Scientists and government officials are on high alert for a potential fourth wave of coronavirus infections in Gauteng, after the province reported a jump in recorded cases and an increase in several other indicators used to gauge the trajectory of the pandemic.
These include the test positivity rate and the level of SARS-CoV-2 detected in waste water samples.
The government’s response will be closely watched by businesses, as previous surges have triggered tighter lockdown restrictions, with devastating economic consequences.
The seven-day moving average of new cases recorded in Gauteng rose to 364 on Sunday, from 109 a week earlier and 70 on November 7, according to Council for Scientific and Industrial Research mathematician Ridhwaan Suliman.
Equally concerning, the test positivity rate, which measures the percentage of coronavirus tests that come back with a positive result, more than doubled in the past week to 5% from below 2%, according to Wits vaccinologist Shabir Madhi.
While these increases are off a low base, the rapid change is troubling SA’s experts.
“We are certainly very worried. The likelihood is that this is the start of a fourth wave, but we don’t want to rush to conclusions,” said Bruce Mellado, a member of the Gauteng provincial government’s advisory committee on Covid-19.
Acting health director-general Nicholas Crisp said the increase in cases in Gauteng is concentrated in Tshwane, and efforts are under way to trace and isolate contacts to try to contain the numbers.
The National Institute for Communicable Diseases (NICD) said a cluster of cases has been identified at a higher education institute, which Business Day understands to be the Tshwane University of Technology.
“We are monitoring these trends to see if these increases persist,” said NICD acting executive director Adrian Puren.
“Localised increases in case numbers [clusters] are not unexpected. However, it is hard to say whether the increases indicate the start of a widespread resurgence.”
The majority of reported cases in Gauteng are among younger people aged between 10 and 29, while the Tshwane cluster is among people aged between 20 and 44.
The NICD said last week there have been two successive increases in the levels of SARS-CoV-2 detected in waste water in Tshwane and Johannesburg.
Puren said that genomic surveillance has not at this stage detected any new variants that are displacing the Delta variant.
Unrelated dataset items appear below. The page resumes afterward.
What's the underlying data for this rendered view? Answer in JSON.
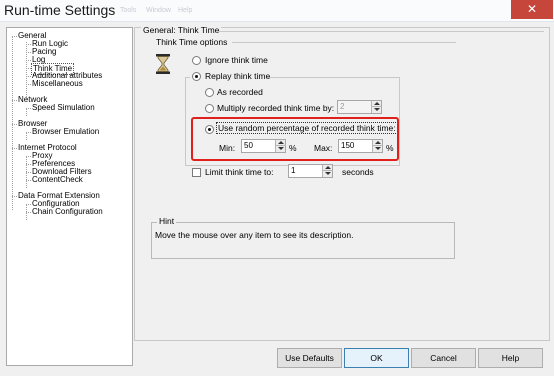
{
  "window": {
    "title": "Run-time Settings",
    "menu": [
      "Tools",
      "Window",
      "Help"
    ],
    "close_glyph": "✕"
  },
  "tree": {
    "general": "General",
    "run_logic": "Run Logic",
    "pacing": "Pacing",
    "log": "Log",
    "think_time": "Think Time",
    "additional_attributes": "Additional attributes",
    "miscellaneous": "Miscellaneous",
    "network": "Network",
    "speed_simulation": "Speed Simulation",
    "browser": "Browser",
    "browser_emulation": "Browser Emulation",
    "internet_protocol": "Internet Protocol",
    "proxy": "Proxy",
    "preferences": "Preferences",
    "download_filters": "Download Filters",
    "content_check": "ContentCheck",
    "data_format_extension": "Data Format Extension",
    "configuration": "Configuration",
    "chain_configuration": "Chain Configuration"
  },
  "panel": {
    "header": "General: Think Time",
    "options_group": "Think Time options",
    "ignore": "Ignore think time",
    "replay": "Replay think time",
    "as_recorded": "As recorded",
    "multiply": "Multiply recorded think time by:",
    "multiply_value": "2",
    "use_random": "Use random percentage of recorded think time:",
    "min_label": "Min:",
    "min_value": "50",
    "percent": "%",
    "max_label": "Max:",
    "max_value": "150",
    "limit": "Limit think time to:",
    "limit_value": "1",
    "seconds": "seconds",
    "hint_label": "Hint",
    "hint_text": "Move the mouse over any item to see its description."
  },
  "buttons": {
    "use_defaults": "Use Defaults",
    "ok": "OK",
    "cancel": "Cancel",
    "help": "Help"
  },
  "colors": {
    "highlight": "#e0201a",
    "close": "#c7463c"
  }
}
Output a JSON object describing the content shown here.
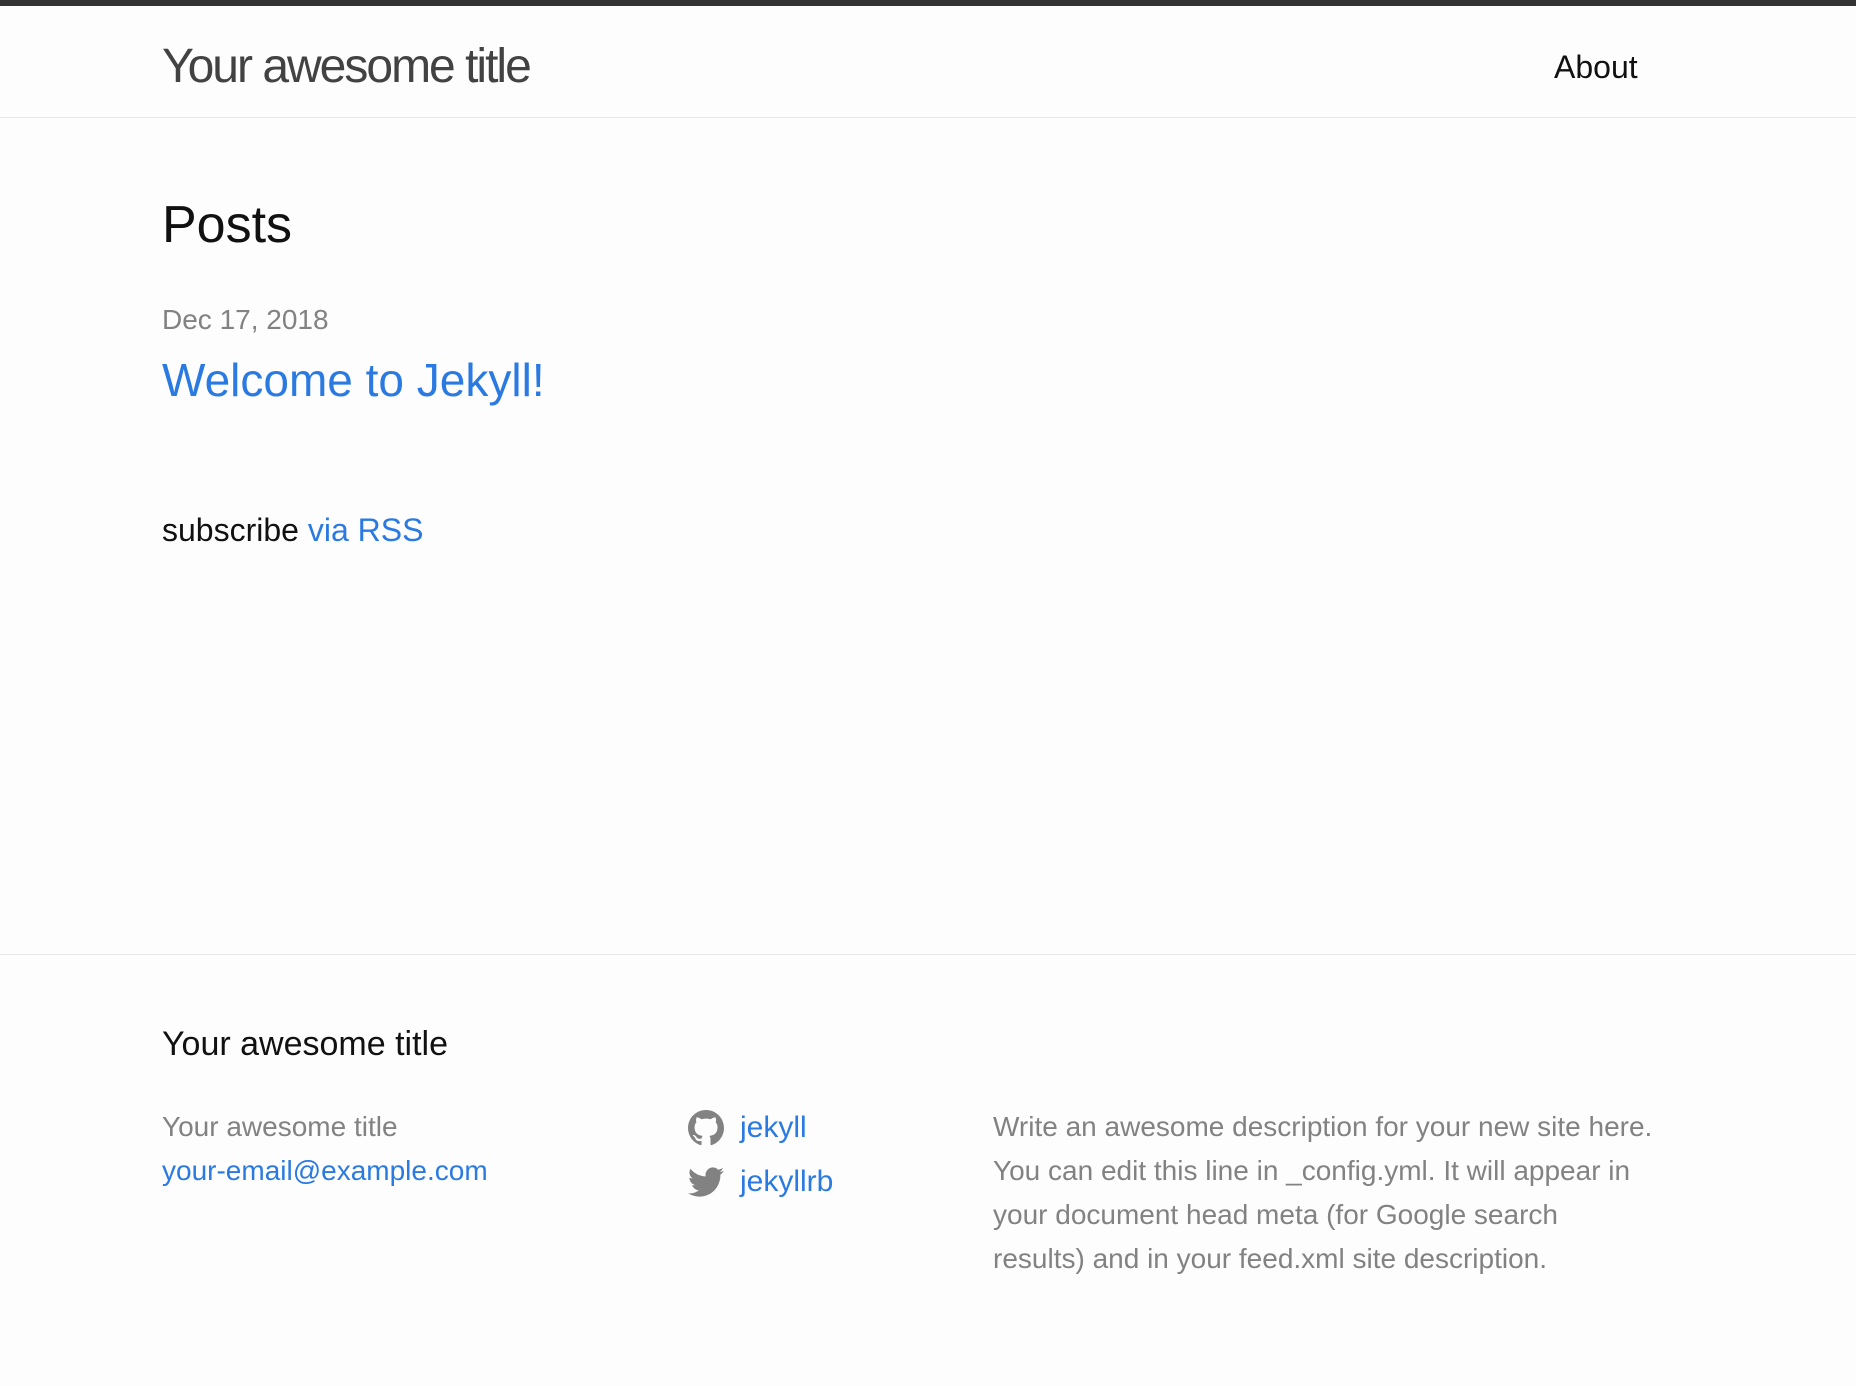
{
  "header": {
    "site_title": "Your awesome title",
    "nav_about": "About"
  },
  "main": {
    "posts_heading": "Posts",
    "post": {
      "date": "Dec 17, 2018",
      "title": "Welcome to Jekyll!"
    },
    "subscribe_prefix": "subscribe",
    "subscribe_link": "via RSS"
  },
  "footer": {
    "heading": "Your awesome title",
    "contact_name": "Your awesome title",
    "contact_email": "your-email@example.com",
    "social": [
      {
        "icon": "github-icon",
        "label": "jekyll"
      },
      {
        "icon": "twitter-icon",
        "label": "jekyllrb"
      }
    ],
    "description": "Write an awesome description for your new site here. You can edit this line in _config.yml. It will appear in your document head meta (for Google search results) and in your feed.xml site description."
  },
  "colors": {
    "link": "#2a7ae2",
    "muted": "#828282",
    "top_bar": "#333333"
  }
}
Previous waves have been driven by the emergence of new SARS-CoV-2 variants, each more transmissible than the last. Beta displaced the original wild-type virus to power SA’s second wave, which peaked in January, while Delta drove the third, which peaked in July.
Experts advising the government said last week that unless a new, more virulent and highly transmissible variant emerges, the fourth wave is likely to be less severe than previous waves because a high proportion of the population has some protection as a result of prior infection or vaccination. The SA Covid-19 modelling consortium said seroprevalence surveys indicate between 60% and 70% of the population has already been infected with Covid-19.
As of Sunday, 34.5% of SA’s adults were fully vaccinated.
Madhi said there is still time to mitigate the impact of a fourth wave among SA’s most vulnerable citizens, as even a single vaccine dose provides some protection against Covid-19 within a fortnight.
SA is providing adults with either a single dose of Johnson & Johnson vaccine or two doses of the Pfizer/BioNTech vaccine. Age is the single biggest risk factor for severe illness, hospitalisation and death from Covid-19, yet only 63% of women and 65% of men aged 60 and above have received at least one shot, according to the government.
A less severe fourth wave would result in fewer hospital admissions and create less strain on the health-care system, reducing the need for the government to tighten lockdown restrictions, said Madhi.
“There is little reason for the government to go to higher levels of restrictions other than hospitals being at imminent risk of being overwhelmed,” he said.
In the SA context, more stringent restrictions would not reduce the number of cases, but would only slow the spread of Covid-19, he said.